Atheist group demands Woonsocket to remove veteran memorial, after complaint

An atheist group based in another state is demanding that a religious themed memorial be removed from publicly owned property.

The memorial in front of Woonsocket's number 2 fire station has stood since 1921, and honors the service and memory of 4-Woonsocket veterans who died in 2-world wars.

Now its being called illegal, because the memorial is topped by a cross, and stands on public property.

For Debbie Flitman and members of the freedom from religion foundation… This is simple… A cross can't be on public property.

“It's illegal, and we know that. And just because its been there for 90-something years, doesn't make it right.” said Debbie Flitman, whose a member of the Freedom From Religion Foundation, the group that's trying to get the memorial removed.

A woman who lives in Woonsocket but has not been identified was offended by the memorial, and contacted the Freedom From Religion Foundation, which is based in Wisconsin.

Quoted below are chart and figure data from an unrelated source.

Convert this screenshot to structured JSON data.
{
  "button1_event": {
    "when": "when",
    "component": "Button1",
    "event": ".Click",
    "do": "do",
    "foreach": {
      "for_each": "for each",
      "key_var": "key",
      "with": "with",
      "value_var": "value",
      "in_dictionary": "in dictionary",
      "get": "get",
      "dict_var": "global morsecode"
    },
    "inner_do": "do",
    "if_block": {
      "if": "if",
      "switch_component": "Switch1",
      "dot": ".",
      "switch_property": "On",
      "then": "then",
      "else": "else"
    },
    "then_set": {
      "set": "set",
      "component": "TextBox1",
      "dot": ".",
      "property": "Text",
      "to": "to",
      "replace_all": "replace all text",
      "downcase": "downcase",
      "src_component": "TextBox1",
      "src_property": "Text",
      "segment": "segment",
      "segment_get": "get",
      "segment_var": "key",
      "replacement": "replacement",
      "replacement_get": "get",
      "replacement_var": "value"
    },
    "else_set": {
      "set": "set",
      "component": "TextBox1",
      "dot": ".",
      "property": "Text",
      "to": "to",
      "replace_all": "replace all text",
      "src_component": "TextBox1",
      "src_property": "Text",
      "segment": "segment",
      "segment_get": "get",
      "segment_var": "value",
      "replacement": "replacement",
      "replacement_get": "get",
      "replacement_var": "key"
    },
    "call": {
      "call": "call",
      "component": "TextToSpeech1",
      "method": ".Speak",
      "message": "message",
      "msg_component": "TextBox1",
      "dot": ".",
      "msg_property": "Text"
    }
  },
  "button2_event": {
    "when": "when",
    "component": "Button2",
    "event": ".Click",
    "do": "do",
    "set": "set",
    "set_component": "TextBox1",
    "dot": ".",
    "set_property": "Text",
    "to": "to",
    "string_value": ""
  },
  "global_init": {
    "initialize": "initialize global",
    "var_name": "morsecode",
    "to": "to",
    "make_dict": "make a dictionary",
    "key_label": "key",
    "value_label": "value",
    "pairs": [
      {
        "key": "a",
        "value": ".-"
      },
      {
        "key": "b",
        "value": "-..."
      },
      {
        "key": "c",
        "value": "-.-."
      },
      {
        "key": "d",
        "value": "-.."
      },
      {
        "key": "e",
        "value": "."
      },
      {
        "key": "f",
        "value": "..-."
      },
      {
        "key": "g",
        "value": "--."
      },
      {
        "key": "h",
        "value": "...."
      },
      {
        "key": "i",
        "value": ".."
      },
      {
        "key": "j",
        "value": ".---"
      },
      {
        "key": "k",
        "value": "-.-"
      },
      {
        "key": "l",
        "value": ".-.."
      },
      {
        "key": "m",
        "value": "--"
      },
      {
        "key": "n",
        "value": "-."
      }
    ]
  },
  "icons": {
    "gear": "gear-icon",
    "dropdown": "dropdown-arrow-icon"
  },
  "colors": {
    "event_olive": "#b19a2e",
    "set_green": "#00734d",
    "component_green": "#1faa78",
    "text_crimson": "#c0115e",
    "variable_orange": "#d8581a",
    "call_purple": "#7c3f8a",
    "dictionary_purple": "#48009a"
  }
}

The group then sent a complaint letter to Woonsocket Mayor Leo Fontaine, asking that the cross be removed from the memorial.

“If they want to have a religious symbol on it, well go ahead, just not on city property.” said Debbie Flitman.

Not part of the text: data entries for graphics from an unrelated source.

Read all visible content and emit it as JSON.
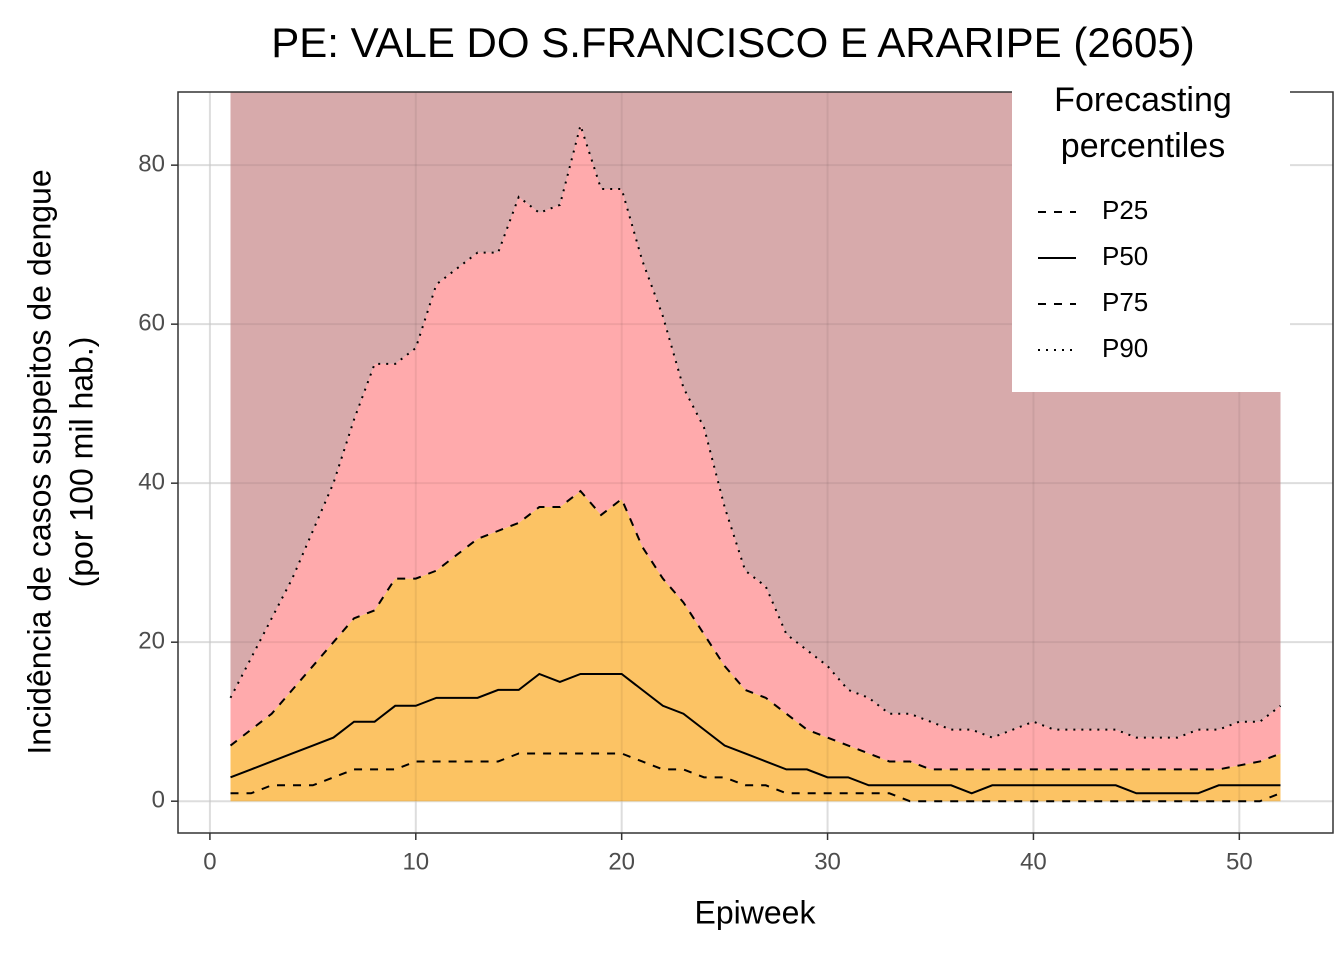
{
  "chart_data": {
    "type": "percentile-bands",
    "title": "PE: VALE DO S.FRANCISCO E ARARIPE (2605)",
    "xlabel": "Epiweek",
    "ylabel": [
      "Incidência de casos suspeitos de dengue",
      "(por 100 mil hab.)"
    ],
    "x": [
      1,
      2,
      3,
      4,
      5,
      6,
      7,
      8,
      9,
      10,
      11,
      12,
      13,
      14,
      15,
      16,
      17,
      18,
      19,
      20,
      21,
      22,
      23,
      24,
      25,
      26,
      27,
      28,
      29,
      30,
      31,
      32,
      33,
      34,
      35,
      36,
      37,
      38,
      39,
      40,
      41,
      42,
      43,
      44,
      45,
      46,
      47,
      48,
      49,
      50,
      51,
      52
    ],
    "series": [
      {
        "name": "P25",
        "dash": "dashed",
        "fill": "#ffffd9",
        "values": [
          1,
          1,
          2,
          2,
          2,
          3,
          4,
          4,
          4,
          5,
          5,
          5,
          5,
          5,
          6,
          6,
          6,
          6,
          6,
          6,
          5,
          4,
          4,
          3,
          3,
          2,
          2,
          1,
          1,
          1,
          1,
          1,
          1,
          0,
          0,
          0,
          0,
          0,
          0,
          0,
          0,
          0,
          0,
          0,
          0,
          0,
          0,
          0,
          0,
          0,
          0,
          1
        ]
      },
      {
        "name": "P50",
        "dash": "solid",
        "values": [
          3,
          4,
          5,
          6,
          7,
          8,
          10,
          10,
          12,
          12,
          13,
          13,
          13,
          14,
          14,
          16,
          15,
          16,
          16,
          16,
          14,
          12,
          11,
          9,
          7,
          6,
          5,
          4,
          4,
          3,
          3,
          2,
          2,
          2,
          2,
          2,
          1,
          2,
          2,
          2,
          2,
          2,
          2,
          2,
          1,
          1,
          1,
          1,
          2,
          2,
          2,
          2
        ]
      },
      {
        "name": "P75",
        "dash": "dashed",
        "fill": "#fcc05c",
        "values": [
          7,
          9,
          11,
          14,
          17,
          20,
          23,
          24,
          28,
          28,
          29,
          31,
          33,
          34,
          35,
          37,
          37,
          39,
          36,
          38,
          32,
          28,
          25,
          21,
          17,
          14,
          13,
          11,
          9,
          8,
          7,
          6,
          5,
          5,
          4,
          4,
          4,
          4,
          4,
          4,
          4,
          4,
          4,
          4,
          4,
          4,
          4,
          4,
          4,
          4.5,
          5,
          6
        ]
      },
      {
        "name": "P90",
        "dash": "dotted",
        "fill": "#ffa5a8",
        "values": [
          13,
          18,
          23,
          28,
          34,
          40,
          48,
          55,
          55,
          57,
          65,
          67,
          69,
          69,
          76,
          74,
          75,
          85,
          77,
          77,
          68,
          61,
          52,
          47,
          37,
          29,
          27,
          21,
          19,
          17,
          14,
          13,
          11,
          11,
          10,
          9,
          9,
          8,
          9,
          10,
          9,
          9,
          9,
          9,
          8,
          8,
          8,
          9,
          9,
          10,
          10,
          12
        ]
      }
    ],
    "top_fill": "#d5a5a7",
    "legend_title": "Forecasting percentiles",
    "legend": "top-right",
    "xlim": [
      -1.55,
      54.55
    ],
    "xticks": [
      0,
      10,
      20,
      30,
      40,
      50
    ],
    "ylim": [
      -4,
      89.2
    ],
    "yticks": [
      0,
      20,
      40,
      60,
      80
    ],
    "grid": true
  }
}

The request is not sitting well with many in Woonsocket, who feel that the city should fight the request, even if it costs the city money it doesn't have.

“We're angry that we're broke. We're angry that we're going to pay a supplemental tax, and now this group gets in, and wants to disturb the hornet's nest. Bring it on. Because we're looking for someone to take it out on.” said Woonsocket resident Lorraine Corey.

Many veterans are especially vexed by the situation.

They feel that removing the cross, would be an insult to the 4-servicemen it honors, and they believe the request to remove it is ridiculous. Even if the cross's presence on public land is illegal.

“This is just an attack, a terrible attack, its sorta like another form of terrorism, is what I think it is.” said Woonsocket veteran Richard Schatz.

“You don't know whether to be angry that these people even exist, or do you feel bad, because they have nothing better to do. Its just sickening at this point.” said disabled Marine vet, Tom Poole.

The request to remove the cross comes just months after the Cranston prayer banner controversy was finally settled.

And some power players in Rhode Island fear that cases involving separation of church and state, will now become more and more routine.

“I'm not surprised because of what happened in Cranston. I figured that was just the start. Where is it gonna stop? I mean this is just the beginning.” said North Kingstown Rep. Doreen Costa.

Most residents that ABC6 spoke to say that they want the city to fight for the memorial.

The City of Woonsocket meanwhile says it is weighing its options.

Several veterans groups have come forward to say they will definitely fight to keep the memorial intact where it is.

They say they've already been contacted by lawyers willing to fight the request through the courts for free, if there's any litigation involved.

And if the memorial is forced off public property, the same veterans groups say they'd love to have it displayed, on their property.